Solution to Question 38
General Theory for Constant Current Discharge
We desire the discharge current $I$ to be constant. Since current is the rate of flow of charge, $I = -\frac{dq}{dt}$. If $I$ is constant, the charge on the capacitor must decrease linearly with time: $$q(t) = q_0 – I t$$ Applying Kirchhoff’s Voltage Law to the loop at any instant $t$: $$V_C – V_R = 0 \implies \frac{q(t)}{C(t)} – I R(t) = 0$$ Therefore, the fundamental condition for all three schemes is: $$\frac{q_0 – I t}{C(t)} = I R(t)$$
Part (a): Variable Resistor $R(t)$
Here, the capacitance is fixed at $C_0$, and the resistance $R(t)$ is varied. Using the general condition: $$\frac{q_0 – I t}{C_0} = I R(t)$$ $$R(t) = \frac{q_0}{I C_0} – \frac{t}{C_0}$$ We are given that the range of resistance is from $R_0$ to $0$. At $t=0$, the charge is maximum ($q_0$), so the potential difference across the capacitor is maximum. To maintain a specific finite current $I$, the resistance must be at its maximum value $R_0$. At $t=0$: $$R(0) = \frac{q_0}{I C_0} = R_0 \implies I = \frac{q_0}{R_0 C_0}$$ Substituting this value of $I$ back into the expression for $R(t)$: $$R(t) = \frac{q_0}{( \frac{q_0}{R_0 C_0} ) C_0} – \frac{t}{C_0}$$ $$R(t) = R_0 – \frac{t}{C_0}$$ To express this purely in terms of given constants, we can factor out $R_0$: $$R(t) = R_0 \left( 1 – \frac{t}{R_0 C_0} \right)$$
Part (b): Variable Rotating Capacitor
Here, the resistance is fixed at $R_0$, and the capacitance $C(t)$ is varied.
From the loop equation:
$$\frac{q(t)}{C(t)} = I R_0$$
Since the RHS ($I R_0$) is constant, the potential difference across the capacitor must be constant.

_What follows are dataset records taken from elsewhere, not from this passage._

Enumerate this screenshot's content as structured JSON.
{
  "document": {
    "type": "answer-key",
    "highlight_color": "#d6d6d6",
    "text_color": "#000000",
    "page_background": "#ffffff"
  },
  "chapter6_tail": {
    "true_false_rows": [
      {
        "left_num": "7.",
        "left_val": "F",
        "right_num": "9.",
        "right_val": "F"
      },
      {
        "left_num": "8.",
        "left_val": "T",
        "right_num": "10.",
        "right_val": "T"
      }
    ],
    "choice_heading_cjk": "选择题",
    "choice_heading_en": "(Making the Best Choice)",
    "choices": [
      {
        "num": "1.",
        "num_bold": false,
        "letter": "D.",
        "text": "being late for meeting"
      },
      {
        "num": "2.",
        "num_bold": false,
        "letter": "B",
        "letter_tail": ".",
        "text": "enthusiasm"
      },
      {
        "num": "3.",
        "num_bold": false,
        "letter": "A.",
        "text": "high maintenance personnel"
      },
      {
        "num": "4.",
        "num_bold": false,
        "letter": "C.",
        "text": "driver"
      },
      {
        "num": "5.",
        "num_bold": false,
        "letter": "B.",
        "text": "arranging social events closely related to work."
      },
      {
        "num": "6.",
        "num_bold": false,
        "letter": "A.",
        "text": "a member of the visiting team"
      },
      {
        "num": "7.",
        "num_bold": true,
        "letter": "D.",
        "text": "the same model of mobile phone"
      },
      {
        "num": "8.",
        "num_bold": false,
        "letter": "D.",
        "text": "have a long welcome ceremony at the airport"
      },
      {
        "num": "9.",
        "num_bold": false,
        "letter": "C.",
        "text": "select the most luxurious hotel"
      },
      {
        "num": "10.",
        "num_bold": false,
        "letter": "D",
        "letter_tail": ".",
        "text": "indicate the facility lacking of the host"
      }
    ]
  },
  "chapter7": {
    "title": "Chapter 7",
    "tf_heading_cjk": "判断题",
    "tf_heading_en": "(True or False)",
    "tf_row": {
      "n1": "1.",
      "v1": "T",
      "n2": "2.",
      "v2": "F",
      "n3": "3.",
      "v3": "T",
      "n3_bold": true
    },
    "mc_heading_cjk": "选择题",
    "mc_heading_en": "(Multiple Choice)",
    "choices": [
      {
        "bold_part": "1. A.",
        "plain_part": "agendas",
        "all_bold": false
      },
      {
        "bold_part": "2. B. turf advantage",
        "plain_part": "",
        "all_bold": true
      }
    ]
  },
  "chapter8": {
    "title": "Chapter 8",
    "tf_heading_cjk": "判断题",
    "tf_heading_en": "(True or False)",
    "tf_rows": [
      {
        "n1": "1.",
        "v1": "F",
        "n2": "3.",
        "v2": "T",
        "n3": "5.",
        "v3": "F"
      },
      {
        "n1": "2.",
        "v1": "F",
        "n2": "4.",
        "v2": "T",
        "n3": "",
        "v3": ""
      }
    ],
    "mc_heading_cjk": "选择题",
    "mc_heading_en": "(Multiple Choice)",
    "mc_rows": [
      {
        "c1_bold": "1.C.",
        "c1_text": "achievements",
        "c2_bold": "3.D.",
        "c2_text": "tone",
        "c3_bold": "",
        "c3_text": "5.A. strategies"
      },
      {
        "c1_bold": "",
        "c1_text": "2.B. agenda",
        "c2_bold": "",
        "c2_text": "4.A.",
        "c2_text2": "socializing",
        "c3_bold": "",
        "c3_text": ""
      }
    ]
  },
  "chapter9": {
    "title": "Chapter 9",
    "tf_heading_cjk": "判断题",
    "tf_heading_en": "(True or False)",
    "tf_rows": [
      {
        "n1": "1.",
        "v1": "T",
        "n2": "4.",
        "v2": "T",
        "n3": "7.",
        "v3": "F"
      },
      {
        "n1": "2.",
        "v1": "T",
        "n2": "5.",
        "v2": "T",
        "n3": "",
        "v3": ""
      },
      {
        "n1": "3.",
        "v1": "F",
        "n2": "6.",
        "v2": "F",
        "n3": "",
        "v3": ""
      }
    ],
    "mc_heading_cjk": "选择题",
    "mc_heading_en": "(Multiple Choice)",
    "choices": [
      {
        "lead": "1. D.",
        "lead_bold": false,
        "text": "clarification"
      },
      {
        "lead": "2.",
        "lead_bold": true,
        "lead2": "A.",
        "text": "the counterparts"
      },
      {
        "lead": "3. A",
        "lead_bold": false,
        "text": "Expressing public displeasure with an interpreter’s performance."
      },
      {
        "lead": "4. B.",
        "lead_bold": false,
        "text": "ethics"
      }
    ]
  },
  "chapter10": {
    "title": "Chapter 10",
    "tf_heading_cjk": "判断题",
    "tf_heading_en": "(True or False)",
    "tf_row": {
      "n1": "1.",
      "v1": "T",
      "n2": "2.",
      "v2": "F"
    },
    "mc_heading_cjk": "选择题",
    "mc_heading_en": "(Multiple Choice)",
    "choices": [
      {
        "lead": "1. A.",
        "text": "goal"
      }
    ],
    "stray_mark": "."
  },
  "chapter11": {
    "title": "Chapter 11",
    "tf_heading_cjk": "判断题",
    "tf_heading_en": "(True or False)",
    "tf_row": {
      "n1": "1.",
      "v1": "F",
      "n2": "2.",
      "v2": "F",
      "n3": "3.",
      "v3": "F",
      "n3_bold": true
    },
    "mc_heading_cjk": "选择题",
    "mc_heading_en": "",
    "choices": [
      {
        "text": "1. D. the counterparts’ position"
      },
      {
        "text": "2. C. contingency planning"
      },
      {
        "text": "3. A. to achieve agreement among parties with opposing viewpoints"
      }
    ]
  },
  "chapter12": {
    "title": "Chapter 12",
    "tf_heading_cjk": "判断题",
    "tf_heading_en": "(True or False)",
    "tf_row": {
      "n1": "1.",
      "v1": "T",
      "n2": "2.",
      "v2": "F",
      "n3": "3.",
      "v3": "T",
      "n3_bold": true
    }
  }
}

$$\frac{q_0 – I t}{C(t)} = \frac{q_0}{C_0} \quad (\text{Value at } t=0)$$
$$C(t) = C_0 \left( \frac{q_0 – I t}{q_0} \right) = C_0 \left( 1 – \frac{I}{q_0} t \right)$$
Using the initial condition from part (a) logic, $I = \frac{q_0}{R_0 C_0}$, we get:
$$C(t) = C_0 \left( 1 – \frac{t}{R_0 C_0} \right)$$
Angular Velocity $\omega(t)$:
For a rotary capacitor with overlapping plates, the capacitance is proportional to the overlap angle $\theta$.
$$C(\theta) = k \theta$$
Differentiating with respect to time:
$$\frac{dC}{dt} = k \frac{d\theta}{dt} = k \omega$$
Since $C_0$ corresponds to the maximum overlap (say $\pi$ for semicircular plates), $k = \frac{C_0}{\pi}$. Thus, $\frac{dC}{dt} = \frac{C_0}{\pi} \omega$.
From our derived equation for $C(t)$, the rate of change is:
$$\frac{dC}{dt} = \frac{d}{dt} \left[ C_0 \left( 1 – \frac{t}{R_0 C_0} \right) \right] = -\frac{1}{R_0}$$
Equating the magnitudes (since $\omega$ is a speed):
$$\frac{C_0}{\pi} \omega = \frac{1}{R_0} \implies \omega = \frac{\pi}{R_0 C_0}$$
Part (c): Variable Linear Capacitor
The law for capacitance variation $C(t)$ remains the same as in part (b) because $R_0$ is fixed:
$$C(t) = C_0 \left( 1 – \frac{t}{R_0 C_0} \right)$$
Distance $x(t)$:
For a parallel plate capacitor, capacitance is inversely proportional to the separation distance $x$:
$$C(x) = \frac{\epsilon_0 A}{x}$$
Let initial distance be $x_0$, so $C_0 = \frac{\epsilon_0 A}{x_0}$.
$$C(t) = \frac{\epsilon_0 A}{x(t)}$$
Substituting these into the $C(t)$ equation:
$$\frac{\epsilon_0 A}{x(t)} = \frac{\epsilon_0 A}{x_0} \left( 1 – \frac{t}{R_0 C_0} \right)$$
$$\frac{1}{x(t)} = \frac{1}{x_0} \left( \frac{R_0 C_0 – t}{R_0 C_0} \right)$$
$$x(t) = x_0 \left( \frac{R_0 C_0}{R_0 C_0 – t} \right)$$
(b) $C(t) = C_0 \left( 1 – \frac{t}{R_0 C_0} \right)$ and $\omega(t) = \frac{\pi}{R_0 C_0}$
(c) $C(t) = C_0 \left( 1 – \frac{t}{R_0 C_0} \right)$ and $x(t) = \frac{x_0 R_0 C_0}{R_0 C_0 – t}$